The offer and sale of the foregoing securities were made in a transaction not involving a public offering and the securities have not been registered under the Securities Act of 1933, as amended (the “Securities Act”), or applicable state securities laws. Accordingly, the securities may not be reoffered or resold in the United States except pursuant to an effective registration statement or an applicable exemption from the registration requirements of the Securities Act and such applicable state securities laws. Pursuant to a registration rights agreement with investors, BWV has agreed to file a resale registration statement covering the securities described above within twenty days of April 13, 2022.
This press release does not constitute an offer to sell or the solicitation of an offer to buy these securities, nor shall there be any sale of these securities in any state or other jurisdiction in which such offer, solicitation or sale would be unlawful prior to the registration or qualification under the securities laws of any such state or other jurisdiction.
About Blue Water Vaccines
Blue Water Vaccines Inc. is a biopharmaceutical company focused on developing transformational vaccines to address significant health challenges globally. Headquartered in Cincinnati, OH, the Company holds the rights to proprietary technology developed at the University of Oxford, Cincinnati Children’s Hospital Medical Center (CCHMC), and St. Jude Children’s Hospital. The Company is developing a universal flu vaccine that will provide protection from all virulent strains in addition to licensing a novel norovirus (NoV) S&P nanoparticle versatile virus-like particle (VLP) vaccine platform from CCHMC to develop vaccines for multiple infectious diseases, including norovirus/rotavirus and malaria, among others. Additionally, Blue Water Vaccines is developing a Streptococcus pneumoniae (pneumococcus) vaccine candidate, designed to specifically prevent the highly infectious middle ear infections, known as Acute Otitis Media (AOM), in children. For more information, visit www.bluewatervaccines.com.

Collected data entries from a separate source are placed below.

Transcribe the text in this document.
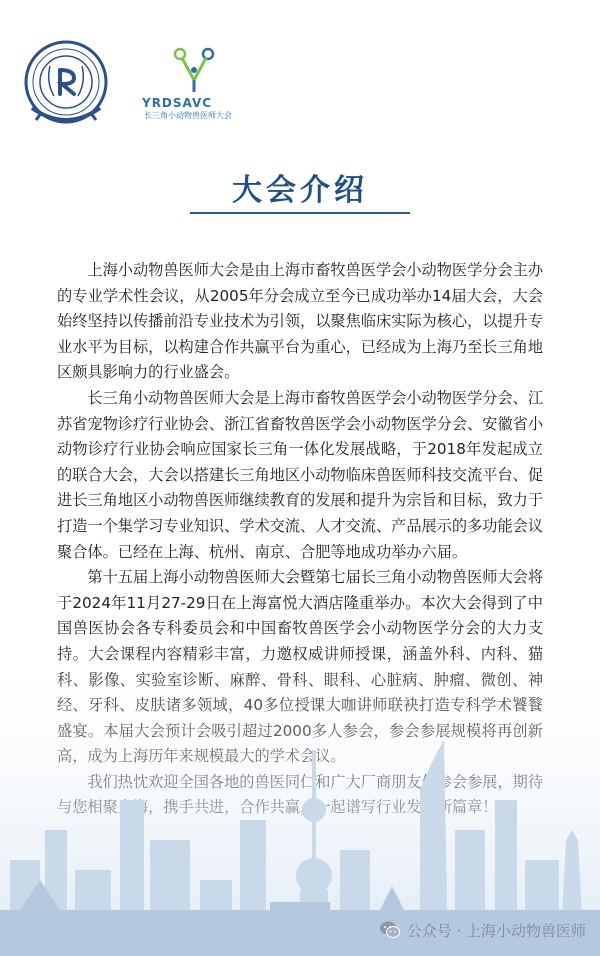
YRDSAVC
长三角小动物兽医师大会
大会介绍

上海小动物兽医师大会是由上海市畜牧兽医学会小动物医学分会主办的专业学术性会议，从2005年分会成立至今已成功举办14届大会，大会始终坚持以传播前沿专业技术为引领，以聚焦临床实际为核心，以提升专业水平为目标，以构建合作共赢平台为重心，已经成为上海乃至长三角地区颇具影响力的行业盛会。

长三角小动物兽医师大会是上海市畜牧兽医学会小动物医学分会、江苏省宠物诊疗行业协会、浙江省畜牧兽医学会小动物医学分会、安徽省小动物诊疗行业协会响应国家长三角一体化发展战略，于2018年发起成立的联合大会，大会以搭建长三角地区小动物临床兽医师科技交流平台、促进长三角地区小动物兽医师继续教育的发展和提升为宗旨和目标，致力于打造一个集学习专业知识、学术交流、人才交流、产品展示的多功能会议聚合体。已经在上海、杭州、南京、合肥等地成功举办六届。

第十五届上海小动物兽医师大会暨第七届长三角小动物兽医师大会将于2024年11月27-29日在上海富悦大酒店隆重举办。本次大会得到了中国兽医协会各专科委员会和中国畜牧兽医学会小动物医学分会的大力支

公众号 · 上海小动物兽医师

Certain statements in this press release are forward-looking within the meaning of the Private Securities Litigation Reform Act of 1995. These statements may be identified by the use of forward-looking words such as “anticipate,” “believe,” “forecast,” “estimate,” “expect,” and “intend,” among others. These forward-looking statements are based on BWV’s current expectations and actual results could differ materially include, among others, the use of the proceeds from this private placement. There are a number of factors that could cause actual events to differ materially from those indicated by such forward-looking statements. These factors include, but are not limited to, market and other conditions, risks related to the development of BWV’s vaccine candidates, including, but not limited to BWV-301; the failure to obtain FDA clearances or approvals and noncompliance with FDA regulations; delays and uncertainties caused by the global COVID-19 pandemic; risks related to the timing and progress of clinical development of our product candidates; our need for additional financing; uncertainties of patent protection and litigation; uncertainties of government or third party payor reimbursement; limited research and development efforts and dependence upon third parties; and substantial competition. As with any vaccine under development, there are significant risks in the development, regulatory approval and commercialization of new products. BWV does not undertake an obligation to update or revise any forward-looking statement except as required by law. Investors should read the risk factors set forth in BWV’s Annual Report on Form 10-K for the year ended December 31, 2021 and other periodic reports filed with the Securities and Exchange Commission on or after the date thereof. All of BWV’s forward-looking statements are expressly qualified by all such risk factors and other cautionary statements. The information set forth herein speaks only as of the date hereof.